House Hirst bill may provide needed clarification

Washington River
The House Agriculture and Natural Resources Committee heard testimony on HB 2740 which aims to clarify local government and Ecology authority when authorizing building permits reliant on potable water. Photo: Max Pixel

State lawmakers are hearing from building industry representatives and other stakeholders on a bill which aims to address the ongoing implications of the 2016 Washington Supreme Court decision in Whatcom County v. Eric Hirst.

While proponents say the proposal better clarifies the Department of Ecology’s authority as counties and cities look to prove adequate water supply for building permits, other stakeholders are concerned that the bill does not address outdoor water use and creates a water restriction divide between rural and urban Washingtonians.

State Rep. Joe Fitzgibbon (D-34) is the prime sponsor of HB 2740, the legislation which aims to better clarify Department of Ecology and local government power when authorizing building developments reliant on well water. Cosponsors include State Reps. Larry Springer (D-45) and Steve Tharinger (D-24).

During the January 16 House Agriculture and Natural Resources Committee meeting, State Rep. Vincent Buys (R-42) said he was concerned that the legislation focuses on “the smallest and, in most cases, unmeasurable impacts of groundwater while remaining completely silent on the massive uses of municipal water systems.”

Fitzgibbon said that city water systems are metered and already part of water and environmental conservation efforts. “The reason we are focusing on domestic wells is because the Hirst decision placed a large constraint on the drilling of domestic wells, and I think we’ve all agreed that has created a legal confusion, some for rural counties and rural property owners, and that’s the problem we are trying to solve.”

Under the bill, local governments could rely on Department of Ecology’s instream flow rules for proving adequate water to meet Growth Management Act (GMA) water quality standards for building permits. In areas where permit-exempt wells are not regulated, building permits must comply with watershed restoration and enhancement plan standards, or permit holders could submit a water well report instead.

According to the bill report, the legislation would also require Ecology to create watershed restoration and enhancement committees, and adopt certain watershed restoration and enhancement plans in certain Water Resource Inventory Areas (WRIAs).

The bill also: separates the state’s WRIAs into three tiers which are allotted different maximum water withdrawals, does not mention allocations for outdoor water use, and lowers the $1500 building permit fee to $500, with the option for local governments to levy their own fee.

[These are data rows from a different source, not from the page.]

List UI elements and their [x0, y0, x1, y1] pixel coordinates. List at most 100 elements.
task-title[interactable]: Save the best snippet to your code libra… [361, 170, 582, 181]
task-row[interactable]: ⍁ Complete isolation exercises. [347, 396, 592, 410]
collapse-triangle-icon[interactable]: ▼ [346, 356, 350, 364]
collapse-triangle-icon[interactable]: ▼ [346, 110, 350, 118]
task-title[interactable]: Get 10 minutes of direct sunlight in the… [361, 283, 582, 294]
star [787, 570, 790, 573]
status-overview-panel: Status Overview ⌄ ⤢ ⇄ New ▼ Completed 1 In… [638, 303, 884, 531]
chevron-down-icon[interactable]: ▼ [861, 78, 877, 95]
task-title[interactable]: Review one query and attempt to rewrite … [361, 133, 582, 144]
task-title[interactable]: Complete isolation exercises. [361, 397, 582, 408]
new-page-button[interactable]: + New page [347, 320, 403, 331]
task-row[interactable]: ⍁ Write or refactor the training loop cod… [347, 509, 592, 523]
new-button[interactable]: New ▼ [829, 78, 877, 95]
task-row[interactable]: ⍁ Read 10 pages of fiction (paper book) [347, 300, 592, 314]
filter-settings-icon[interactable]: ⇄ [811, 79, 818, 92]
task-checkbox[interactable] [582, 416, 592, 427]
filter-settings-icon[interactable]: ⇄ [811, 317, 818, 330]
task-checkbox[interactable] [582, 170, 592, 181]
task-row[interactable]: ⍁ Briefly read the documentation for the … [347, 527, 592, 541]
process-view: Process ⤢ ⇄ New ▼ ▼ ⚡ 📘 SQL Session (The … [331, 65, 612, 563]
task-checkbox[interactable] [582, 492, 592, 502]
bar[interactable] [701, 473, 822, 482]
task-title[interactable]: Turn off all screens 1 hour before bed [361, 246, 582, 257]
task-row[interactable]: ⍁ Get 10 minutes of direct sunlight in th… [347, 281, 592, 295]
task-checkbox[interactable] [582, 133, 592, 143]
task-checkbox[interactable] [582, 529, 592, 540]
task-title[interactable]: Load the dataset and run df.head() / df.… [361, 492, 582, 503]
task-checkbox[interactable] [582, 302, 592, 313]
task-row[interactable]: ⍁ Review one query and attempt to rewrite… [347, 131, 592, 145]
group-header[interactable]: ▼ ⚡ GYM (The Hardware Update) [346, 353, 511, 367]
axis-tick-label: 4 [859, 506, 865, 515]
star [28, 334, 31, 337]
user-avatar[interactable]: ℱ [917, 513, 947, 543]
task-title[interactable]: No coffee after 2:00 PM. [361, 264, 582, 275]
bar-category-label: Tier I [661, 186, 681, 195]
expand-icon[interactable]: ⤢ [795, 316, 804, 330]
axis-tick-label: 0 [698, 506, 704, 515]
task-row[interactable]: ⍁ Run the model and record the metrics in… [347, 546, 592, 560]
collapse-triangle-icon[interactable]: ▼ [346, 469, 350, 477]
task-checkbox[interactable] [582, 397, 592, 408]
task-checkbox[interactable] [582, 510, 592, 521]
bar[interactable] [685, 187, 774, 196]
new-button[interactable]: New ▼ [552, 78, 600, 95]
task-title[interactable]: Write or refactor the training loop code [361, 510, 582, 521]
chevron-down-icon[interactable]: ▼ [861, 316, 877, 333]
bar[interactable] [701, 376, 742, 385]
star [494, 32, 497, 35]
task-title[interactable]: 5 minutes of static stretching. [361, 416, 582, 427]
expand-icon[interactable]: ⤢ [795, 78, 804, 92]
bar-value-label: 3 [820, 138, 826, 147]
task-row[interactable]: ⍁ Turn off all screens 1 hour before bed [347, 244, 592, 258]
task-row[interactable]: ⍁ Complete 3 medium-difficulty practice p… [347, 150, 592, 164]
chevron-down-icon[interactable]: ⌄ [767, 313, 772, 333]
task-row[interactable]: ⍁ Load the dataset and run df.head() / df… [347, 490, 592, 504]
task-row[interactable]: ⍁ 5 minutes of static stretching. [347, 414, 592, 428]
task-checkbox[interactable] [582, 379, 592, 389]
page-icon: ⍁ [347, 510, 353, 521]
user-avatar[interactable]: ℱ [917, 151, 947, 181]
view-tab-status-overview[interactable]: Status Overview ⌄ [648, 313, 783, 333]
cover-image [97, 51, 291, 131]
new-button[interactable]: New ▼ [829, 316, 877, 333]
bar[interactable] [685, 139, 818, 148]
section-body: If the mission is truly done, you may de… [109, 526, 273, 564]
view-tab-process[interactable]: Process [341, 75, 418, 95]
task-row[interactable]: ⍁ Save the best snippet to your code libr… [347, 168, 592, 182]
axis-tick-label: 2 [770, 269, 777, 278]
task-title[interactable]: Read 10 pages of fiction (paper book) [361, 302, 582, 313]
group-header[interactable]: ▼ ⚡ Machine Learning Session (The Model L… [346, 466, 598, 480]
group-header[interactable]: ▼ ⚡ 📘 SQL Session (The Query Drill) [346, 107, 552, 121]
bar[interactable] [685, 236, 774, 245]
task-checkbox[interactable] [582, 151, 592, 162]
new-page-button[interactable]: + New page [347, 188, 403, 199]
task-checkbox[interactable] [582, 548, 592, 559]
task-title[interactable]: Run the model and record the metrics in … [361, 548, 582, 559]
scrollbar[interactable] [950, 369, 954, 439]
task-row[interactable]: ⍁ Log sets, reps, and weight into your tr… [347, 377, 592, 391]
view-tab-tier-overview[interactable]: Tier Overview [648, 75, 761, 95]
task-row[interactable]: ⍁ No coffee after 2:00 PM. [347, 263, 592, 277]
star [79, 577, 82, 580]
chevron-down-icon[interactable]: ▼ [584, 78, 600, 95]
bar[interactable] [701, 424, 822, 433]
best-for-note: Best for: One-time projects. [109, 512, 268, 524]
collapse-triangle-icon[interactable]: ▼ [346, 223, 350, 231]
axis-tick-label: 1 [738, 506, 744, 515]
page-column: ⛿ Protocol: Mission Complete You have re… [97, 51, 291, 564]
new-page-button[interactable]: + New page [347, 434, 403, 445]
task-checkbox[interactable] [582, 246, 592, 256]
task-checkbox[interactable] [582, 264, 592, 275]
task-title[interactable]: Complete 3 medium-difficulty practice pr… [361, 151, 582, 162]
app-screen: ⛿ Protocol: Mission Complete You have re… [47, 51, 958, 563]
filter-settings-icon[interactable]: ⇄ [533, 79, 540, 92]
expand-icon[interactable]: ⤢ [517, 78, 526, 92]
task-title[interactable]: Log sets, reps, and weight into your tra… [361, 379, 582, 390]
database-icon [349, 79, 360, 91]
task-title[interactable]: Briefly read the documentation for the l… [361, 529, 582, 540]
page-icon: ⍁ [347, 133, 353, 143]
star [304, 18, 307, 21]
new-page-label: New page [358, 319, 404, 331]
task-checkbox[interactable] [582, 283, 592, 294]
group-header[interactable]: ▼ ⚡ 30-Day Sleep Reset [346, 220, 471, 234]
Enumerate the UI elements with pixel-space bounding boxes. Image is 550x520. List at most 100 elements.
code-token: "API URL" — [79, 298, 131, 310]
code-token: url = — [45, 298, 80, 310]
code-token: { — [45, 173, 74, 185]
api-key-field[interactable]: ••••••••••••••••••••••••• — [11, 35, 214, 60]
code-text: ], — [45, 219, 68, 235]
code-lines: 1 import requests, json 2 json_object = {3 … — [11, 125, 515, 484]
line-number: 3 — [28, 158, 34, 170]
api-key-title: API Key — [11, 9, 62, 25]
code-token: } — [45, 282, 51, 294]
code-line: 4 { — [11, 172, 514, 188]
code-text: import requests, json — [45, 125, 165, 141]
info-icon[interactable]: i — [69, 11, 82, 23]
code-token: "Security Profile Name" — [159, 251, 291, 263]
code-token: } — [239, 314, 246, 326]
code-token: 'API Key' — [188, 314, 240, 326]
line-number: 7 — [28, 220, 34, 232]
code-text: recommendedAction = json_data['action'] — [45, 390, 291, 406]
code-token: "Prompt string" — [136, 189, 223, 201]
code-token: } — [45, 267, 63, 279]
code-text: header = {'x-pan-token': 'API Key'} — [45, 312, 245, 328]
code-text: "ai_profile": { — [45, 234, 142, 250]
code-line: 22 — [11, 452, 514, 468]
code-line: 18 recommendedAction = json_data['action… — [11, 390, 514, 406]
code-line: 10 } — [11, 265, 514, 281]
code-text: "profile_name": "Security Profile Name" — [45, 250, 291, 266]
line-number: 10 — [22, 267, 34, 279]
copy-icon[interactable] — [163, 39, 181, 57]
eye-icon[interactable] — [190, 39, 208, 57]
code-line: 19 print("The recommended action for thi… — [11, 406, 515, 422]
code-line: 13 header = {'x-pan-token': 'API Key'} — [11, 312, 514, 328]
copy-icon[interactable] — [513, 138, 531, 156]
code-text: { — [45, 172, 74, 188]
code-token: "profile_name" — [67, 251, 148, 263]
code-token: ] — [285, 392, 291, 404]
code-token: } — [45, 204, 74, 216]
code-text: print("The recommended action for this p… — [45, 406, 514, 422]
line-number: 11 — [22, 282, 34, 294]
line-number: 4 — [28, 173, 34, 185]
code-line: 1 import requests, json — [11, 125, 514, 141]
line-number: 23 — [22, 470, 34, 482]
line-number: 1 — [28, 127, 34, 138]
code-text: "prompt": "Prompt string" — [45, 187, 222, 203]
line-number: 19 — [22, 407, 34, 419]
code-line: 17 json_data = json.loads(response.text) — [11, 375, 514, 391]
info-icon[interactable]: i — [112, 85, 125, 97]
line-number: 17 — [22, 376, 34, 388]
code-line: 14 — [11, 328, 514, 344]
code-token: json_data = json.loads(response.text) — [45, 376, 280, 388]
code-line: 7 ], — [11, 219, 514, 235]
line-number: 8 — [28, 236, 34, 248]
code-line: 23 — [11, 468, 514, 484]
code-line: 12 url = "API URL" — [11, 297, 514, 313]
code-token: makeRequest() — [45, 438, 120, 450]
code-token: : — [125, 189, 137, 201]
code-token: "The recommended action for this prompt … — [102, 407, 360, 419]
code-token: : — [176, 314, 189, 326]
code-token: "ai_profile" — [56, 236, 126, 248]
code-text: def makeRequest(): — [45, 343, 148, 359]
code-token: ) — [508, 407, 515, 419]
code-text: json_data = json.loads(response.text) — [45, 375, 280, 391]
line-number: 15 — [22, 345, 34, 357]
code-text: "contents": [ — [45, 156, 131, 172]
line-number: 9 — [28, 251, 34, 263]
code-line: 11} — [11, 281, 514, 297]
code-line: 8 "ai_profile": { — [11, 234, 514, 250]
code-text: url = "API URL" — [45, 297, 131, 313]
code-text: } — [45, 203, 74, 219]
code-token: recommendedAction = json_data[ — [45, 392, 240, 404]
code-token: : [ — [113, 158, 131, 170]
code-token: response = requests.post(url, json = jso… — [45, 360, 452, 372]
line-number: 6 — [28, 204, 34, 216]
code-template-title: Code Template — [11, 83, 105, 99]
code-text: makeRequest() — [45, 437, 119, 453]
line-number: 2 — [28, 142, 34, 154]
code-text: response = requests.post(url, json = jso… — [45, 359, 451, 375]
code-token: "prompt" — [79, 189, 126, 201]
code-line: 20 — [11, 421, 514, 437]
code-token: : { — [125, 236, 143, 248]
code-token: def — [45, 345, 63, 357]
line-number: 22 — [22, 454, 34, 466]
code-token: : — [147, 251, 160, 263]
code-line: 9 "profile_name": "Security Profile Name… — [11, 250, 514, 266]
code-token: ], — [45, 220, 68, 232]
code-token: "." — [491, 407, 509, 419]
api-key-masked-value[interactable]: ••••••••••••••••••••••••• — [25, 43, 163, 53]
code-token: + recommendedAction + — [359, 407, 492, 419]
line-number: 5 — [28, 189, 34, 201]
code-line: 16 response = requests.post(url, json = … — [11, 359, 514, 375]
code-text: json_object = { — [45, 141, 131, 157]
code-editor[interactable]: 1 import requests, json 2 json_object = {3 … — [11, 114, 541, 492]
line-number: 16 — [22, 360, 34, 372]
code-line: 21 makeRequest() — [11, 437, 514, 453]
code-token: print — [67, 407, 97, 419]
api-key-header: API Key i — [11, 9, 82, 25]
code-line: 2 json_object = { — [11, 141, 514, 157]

Dave Christensen, Ecology’s Water Resources Manager, told panel members the bill helps “align available water supply, inform Ecology and ensure that long-term sustainable water resource management can occur.”

He added that the legislation’s clarification that Ecology’s instream flow rules regulate water availability “reduces uncertainty for local governments and land owners.”

Bill Clarke, Policy Advisor for the Washington Realtors, told committee members the bill is a step in the right direction: “Ecology’s rules (and) permits determine water availability and the structure of the bill tries to follow that, and we think that can be made to work.”

“What this bill represents is an acknowledgment to say there is going to have to be water in rural areas,” Clarke said. “Under the GMA, we don’t let purveyors run pipelines out into rural areas, so people are going to have to drill wells. We are also going to put in place a program to address in-stream flow needs.”

However, Jan Himebaugh, Government Affairs Director for the Building Industry Association of Washington (BIAW), said the association opposes the bill but appreciates the sections related to GMA and clarifying Ecology’s role for counties.

“Counties across the state are either trying to ignore the Hirst decision, which will not last long, or they are issuing (waivers) on top of a building permit…that says, ‘We are going to give you your building permit, but you may or may not have legal access to your water.’”

“That is a really tough sell at your lending institution to get a loan for that type of building permit,” she said, adding that the bill was problematic for specifying well water allotment for indoor use only.

The bill is not scheduled for executive session or another public hearing.